As it turns out, L&T announced a dividend of ₹18 apiece, which is at the bottom end of the Street’s expectations. Also, note that this works out to only around 20% of net sale proceeds from its recently-concluded deal with Schneider Electric. Investors will be clearly disappointed, although the company has said that the remainder of the proceeds will be used to de-leverage the balance sheet and also to refinance and restructure the Hyderabad Metro project. The company said in a media conference that it is also looking to use some of the funds for inorganic growth in its services segment, especially the financial services arm; while some will be deployed in the core engineering business as well.
The bit about investing in non-core businesses is a tad worrying, as investors have been looking forward to a reduction in exposure to non-core businesses. “The company is taking steps to reduce its focus in non-core business to allay investors’ concerns, but it will take more time for these concerns to completely ease," said an analyst with a multinational brokerage house, requesting anonymity.

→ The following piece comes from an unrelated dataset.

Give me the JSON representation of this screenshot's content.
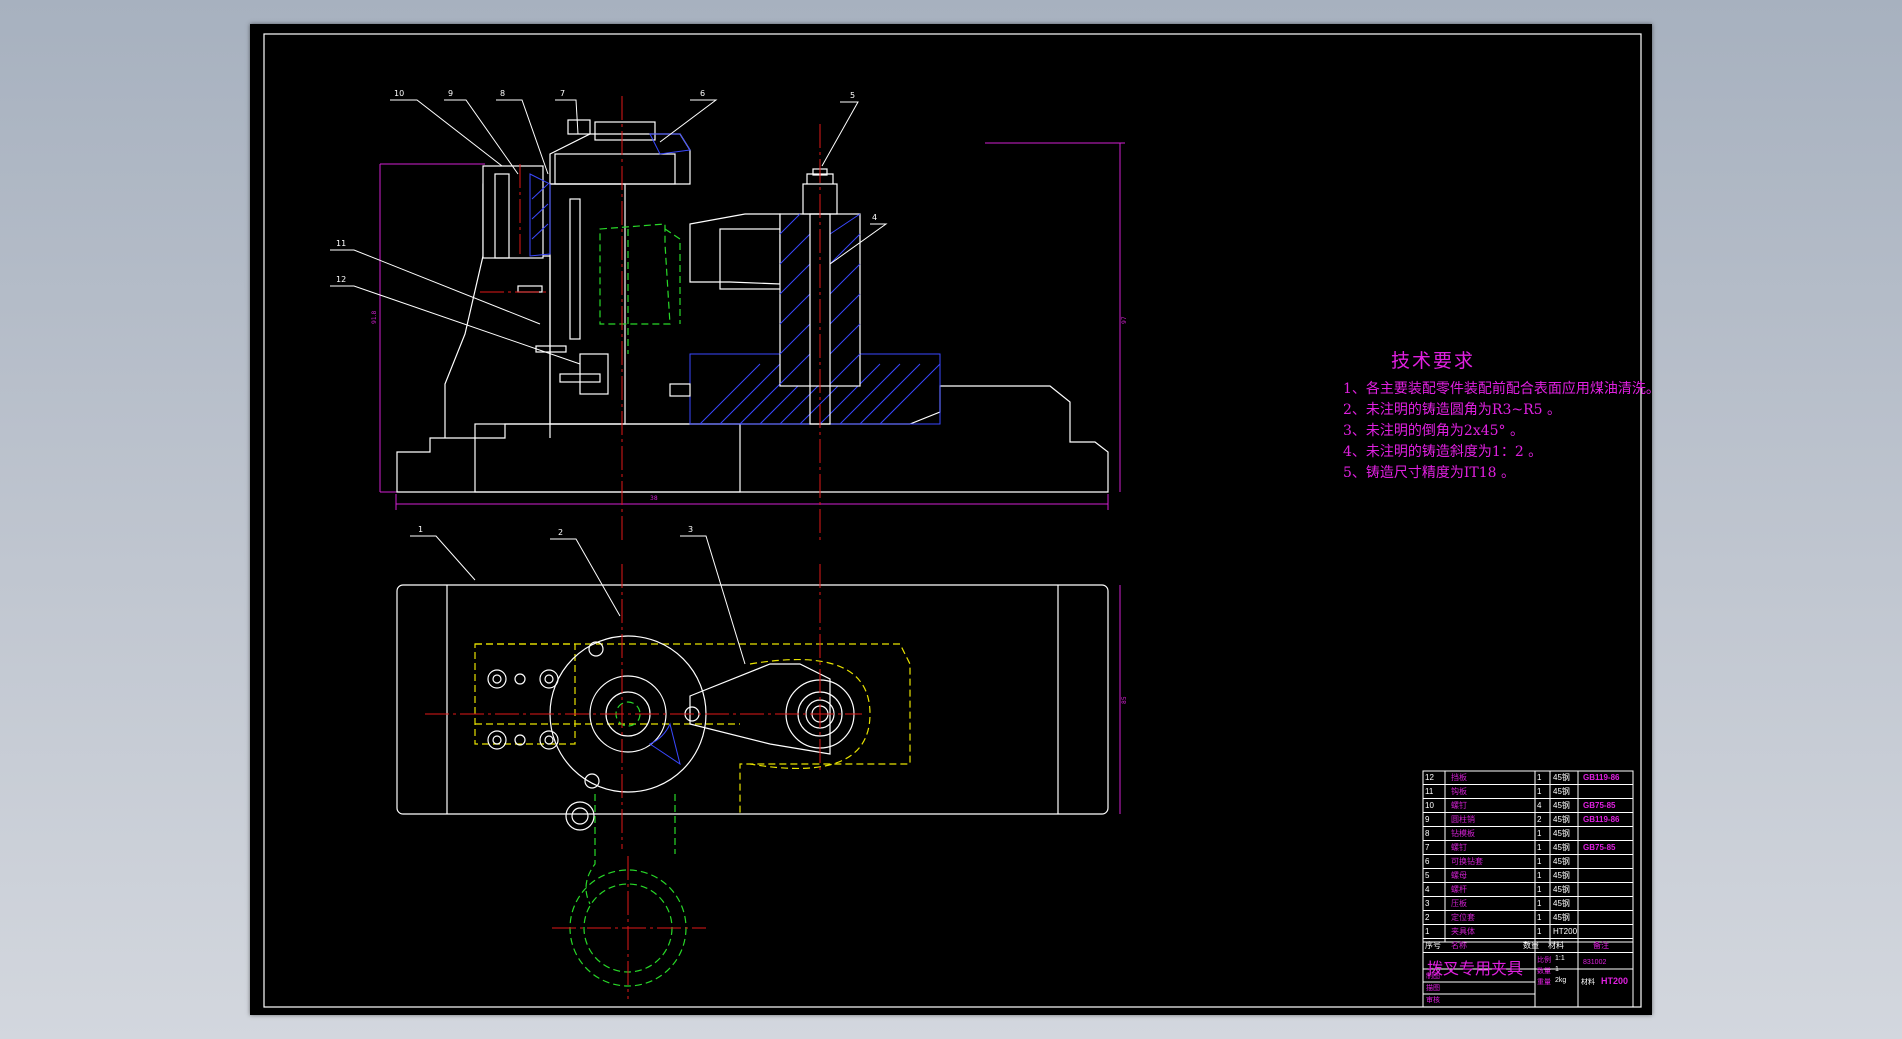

Meanwhile, the company’s Q2 results were impressive with a meaningful beat compared to analysts’ estimates. The Ebitda of ₹3,340 crore was 10% ahead of estimates of analysts at Yes Securities. Margins were aided by operating leverage benefits and cost-rationalization measures.
“Order inflow stood at ₹28,040 crore, (v/s our ₹25,000 crore estimates). International orders were at ₹8,900 crore (36% of the total order inflow)," analysts at the brokerage said in a note.

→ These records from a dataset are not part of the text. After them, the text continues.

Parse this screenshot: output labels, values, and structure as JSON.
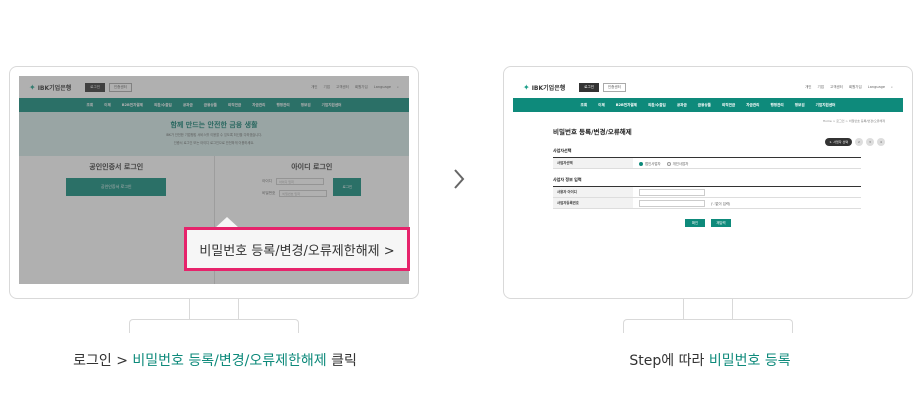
{
  "left_screen": {
    "logo": "IBK기업은행",
    "login_button": "로그인",
    "join_button": "인증센터",
    "top_links": [
      "개인",
      "기업",
      "고객센터",
      "회원가입",
      "Language"
    ],
    "nav": [
      "조회",
      "이체",
      "B2B전자결제",
      "외환/수출입",
      "공과금",
      "금융상품",
      "퇴직연금",
      "자금관리",
      "행정관리",
      "정보검",
      "기업지원센터"
    ],
    "hero_title": "함께 만드는 안전한 금융 생활",
    "hero_text_1": "IBK가 안전한 기업뱅킹 서비스를 이용할 수 있도록 최선을 다하겠습니다.",
    "hero_text_2": "인증서 로그인 또는 아이디 로그인으로 안전하게 이용하세요.",
    "cert_login_title": "공인인증서 로그인",
    "cert_login_button": "공인인증서 로그인",
    "id_login_title": "아이디 로그인",
    "id_label": "아이디",
    "pw_label": "비밀번호",
    "id_placeholder": "아이디 입력",
    "pw_placeholder": "비밀번호 입력",
    "id_login_button": "로그인",
    "callout": "비밀번호 등록/변경/오류제한해제 >"
  },
  "right_screen": {
    "logo": "IBK기업은행",
    "login_button": "로그인",
    "join_button": "인증센터",
    "page_title": "비밀번호 등록/변경/오류해제",
    "breadcrumb": "Home > 로그인 > 비밀번호 등록/변경/오류해제",
    "step_active": "1. 사업자 선택",
    "steps": [
      "2",
      "3",
      "4"
    ],
    "section1_title": "사업자선택",
    "section1_row_label": "사업자선택",
    "radio_options": [
      "법인사업자",
      "개인사업자"
    ],
    "section2_title": "사업자 정보 입력",
    "section2_rows": [
      "사용자 아이디",
      "사업자등록번호"
    ],
    "hint": "('-'없이 입력)",
    "buttons": [
      "확인",
      "재입력"
    ]
  },
  "captions": {
    "left_prefix": "로그인 > ",
    "left_highlight": "비밀번호 등록/변경/오류제한해제",
    "left_suffix": " 클릭",
    "right_prefix": "Step에 따라 ",
    "right_highlight": "비밀번호 등록"
  },
  "colors": {
    "accent": "#0e8a7b",
    "highlight_border": "#e6236b"
  }
}
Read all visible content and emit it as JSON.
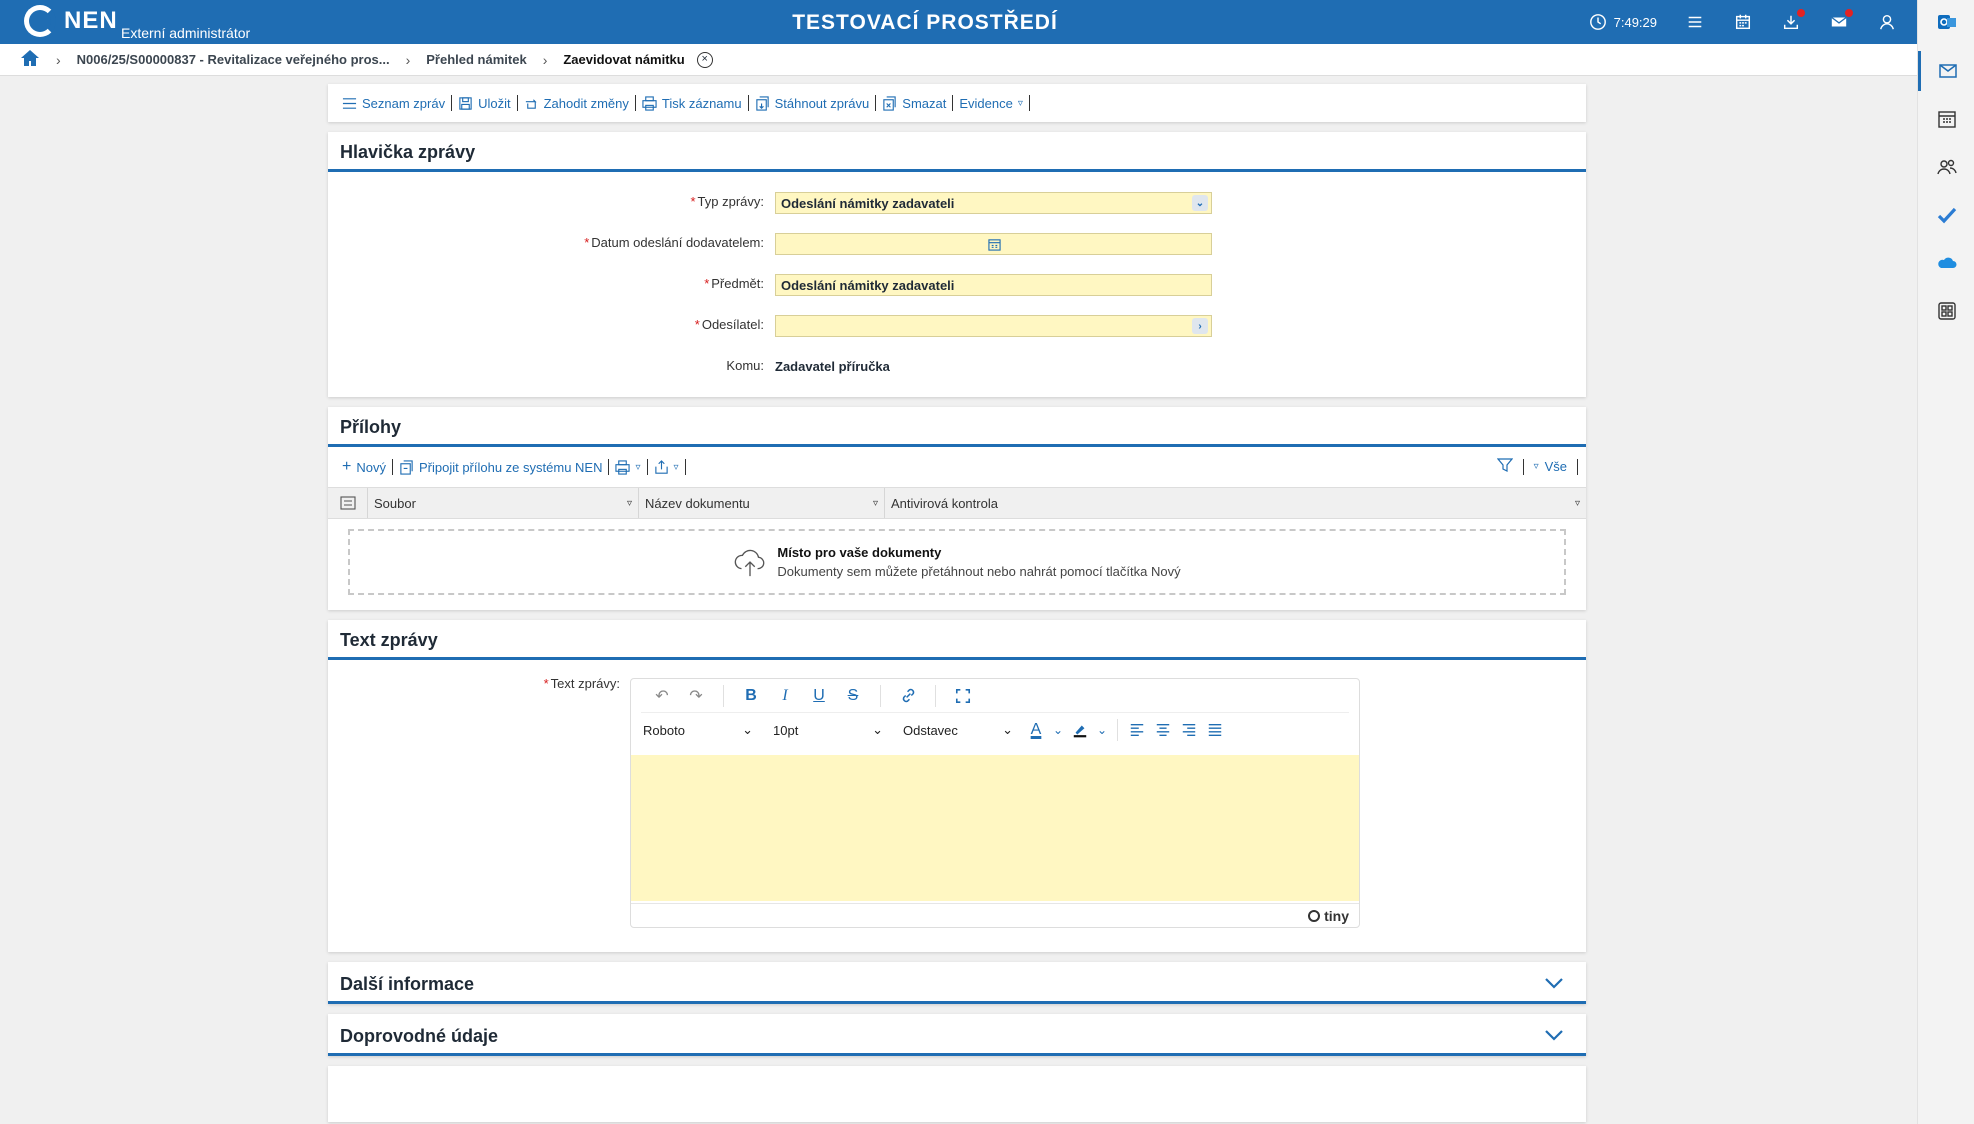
{
  "topbar": {
    "logo_text": "NEN",
    "subtitle": "Externí administrátor",
    "env_title": "TESTOVACÍ PROSTŘEDÍ",
    "clock": "7:49:29"
  },
  "breadcrumb": {
    "items": [
      "N006/25/S00000837 - Revitalizace veřejného pros...",
      "Přehled námitek"
    ],
    "current": "Zaevidovat námitku"
  },
  "toolbar": {
    "list": "Seznam zpráv",
    "save": "Uložit",
    "discard": "Zahodit změny",
    "print": "Tisk záznamu",
    "download": "Stáhnout zprávu",
    "delete": "Smazat",
    "evidence": "Evidence"
  },
  "header_section": {
    "title": "Hlavička zprávy",
    "fields": {
      "type_label": "Typ zprávy:",
      "type_value": "Odeslání námitky zadavateli",
      "date_label": "Datum odeslání dodavatelem:",
      "date_value": "",
      "subject_label": "Předmět:",
      "subject_value": "Odeslání námitky zadavateli",
      "sender_label": "Odesílatel:",
      "sender_value": "",
      "to_label": "Komu:",
      "to_value": "Zadavatel příručka"
    }
  },
  "attachments": {
    "title": "Přílohy",
    "new": "Nový",
    "attach_from_nen": "Připojit přílohu ze systému NEN",
    "filter_all": "Vše",
    "columns": [
      "Soubor",
      "Název dokumentu",
      "Antivirová kontrola"
    ],
    "dropzone_title": "Místo pro vaše dokumenty",
    "dropzone_sub": "Dokumenty sem můžete přetáhnout nebo nahrát pomocí tlačítka Nový"
  },
  "text_section": {
    "title": "Text zprávy",
    "label": "Text zprávy:",
    "font": "Roboto",
    "size": "10pt",
    "block": "Odstavec",
    "brand": "tiny"
  },
  "more_info": {
    "title": "Další informace"
  },
  "supporting": {
    "title": "Doprovodné údaje"
  },
  "colors": {
    "primary": "#1f6db3",
    "field_bg": "#fff7c2",
    "required": "#d61a1a"
  }
}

The company management said orders came largely from the government’s spending on the infrastructure segment. Despite worries on the government’s capital expenditure, orders came from the power transmission and metro segments, among others. However, there wasn’t much order inflow momentum in L&T’s power and hydrocarbon divisions.
Execution at the company’s project sites has improved thanks to better labour availability. The company said labour availability is now at pre-covid levels. However, the decline in its core engineering and construction revenues continued in the second quarter as well, falling by 18% year-on-year.
L&T’s consolidated debt was down to ₹1.46 trillion at the end of Q2; the plan is to reduce debt using operational cash flows. L&T had set a debt reduction target of ₹30,000 crore for FY21 by selling assets such as the Nabha power project.
While the results were decent, the fact that the stock had risen in recent trading sessions can result in some downward pressure when trading resumes on Thursday, an analyst said.